La madrugada del 22 de marzo de 2011, en mitad de una travesía del Disney Wonder frente a la costa de México, Rebecca Coriam —24 años, británica, responsable de actividades juveniles— fue captada por una cámara interna en un pasillo reservado a la tripulación. Hablaba por teléfono y parecía angustiada. Eran las últimas imágenes de una vida suspendida entre preguntas.
A la mañana siguiente no se presentó a su turno, no estaba en su camarote y nadie en el buque decía haberla visto. La megafonía repitió su nombre, la tripulación registró zonas comunes y el mar circundante fue rastreado sin éxito. Horas después, Disney comunicó que se trataba de una “desaparición en el mar”. Desde entonces, ni un rastro.
La versión oficiosa que oyeron sus padres insinuaba un accidente: una ola la habría arrastrado por la borda. Pero aquel amanecer el mar estaba relativamente tranquilo y las barandillas de cubierta superaban el metro de altura, un detalle que encendió más dudas que certezas. La única certeza objetiva seguía siendo el vídeo del pasillo y el vacío posterior.
El punto ciego se ensanchó con la jurisdicción: el Wonder navega bajo bandera de Bahamas, así que la investigación recayó en la Royal Bahamas Police y la Bahamas Maritime Authority, pese a que el barco salía de Los Ángeles hacia México y la víctima era británica. Un único policía bahameño subió al buque cuando atracó en EE. UU., tres días después, entrevistó a unos pocos tripulantes y a ningún pasajero; luego el barco volvió a salir. Es un dato que consta en el Parlamento británico y que la familia nunca ha dejado de denunciar.
Sobre el propio barco circularon pistas contradictorias. Se habló de unas chanclas halladas junto a la zona de piscina de tripulación de la cubierta 5; excompañeros cuestionaron que fueran de Rebecca y señalaron incongruencias en tallas y procedencia. Ninguna de esas piezas derivó en una conclusión oficial. El expediente permaneció sin acusados, sin reconstrucción final y sin un lugar exacto del “hombre al agua”.
En paralelo, quedó expuesto un agujero sistémico: delitos y desapariciones en aguas internacionales suelen investigarse según la bandera del buque, a menudo países con recursos limitados y marcos opacos. Organizaciones de víctimas y sindicatos marítimos llevan años pidiendo que Reino Unido investigue crímenes graves con ciudadanos británicos en el mar, precisamente a raíz del caso Coriam.
La familia peleó por transparencia, acceso a imágenes y diligencias completas. El tiempo solo añadió capas de silencio corporativo y jurídico. En los medios, el caso se convirtió en un espejo incómodo: un crucero “familiar” con cámaras por todas partes incapaz de explicar cómo desaparece una empleada entre dos fotogramas. ¿Accidente, suicidio, delito? Ninguna hipótesis se probó; todas quedaron heridas.
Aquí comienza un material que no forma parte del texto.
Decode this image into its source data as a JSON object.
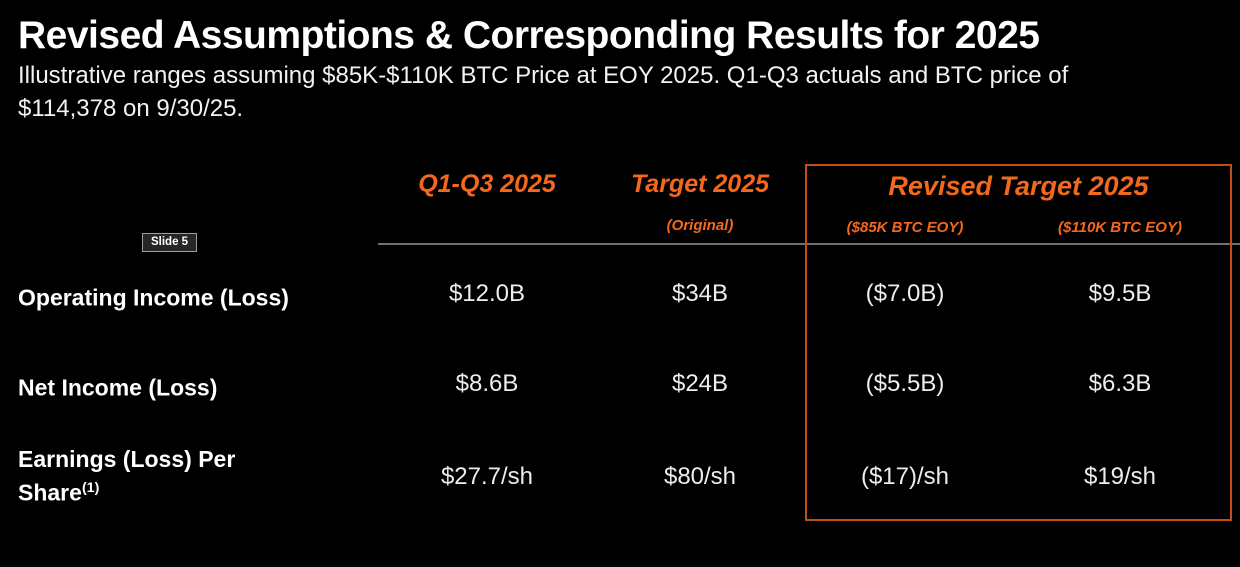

Más de una década después, la crónica oficial continúa en punto muerto: Rebecca fue dada por desaparecida en el mar y Bahamas cerró su intervención sin señalar autor ni causa. El resto son preguntas razonables: ¿por qué no se inmovilizó el buque para entrevistas totales?, ¿por qué no hubo un aseguramiento exhaustivo de CCTV? La investigación mínima y tardía dejó un vacío probatorio imposible de llenar a posteriori.
Lo que sí demostró el caso fue la asimetría entre un gigante turístico con protocolos y comunicación milimetrados y unas familias obligadas a mendigar certezas en jurisdicciones lejanas. La ley del mar, tal y como está, favorece la difuminación de responsabilidades cuando la bandera y el puerto de salida no coinciden con la nacionalidad de la víctima. Y en esa grieta, la historia de Rebecca quedó atrapada.
Porque lo más aterrador del Wonder no fue una ola fantasma, sino la ola de silencio posterior: un pasillo, una llamada, un corte de plano… y nada. En el barco que supuestamente lo graba todo, la verdad nunca embarcó. Y allá afuera, frente a las costas de México, quedó un mar lleno de cámaras, de dudas y de una familia que aún espera una respuesta que nadie —ni el océano, ni la empresa, ni la bandera— ha querido dar.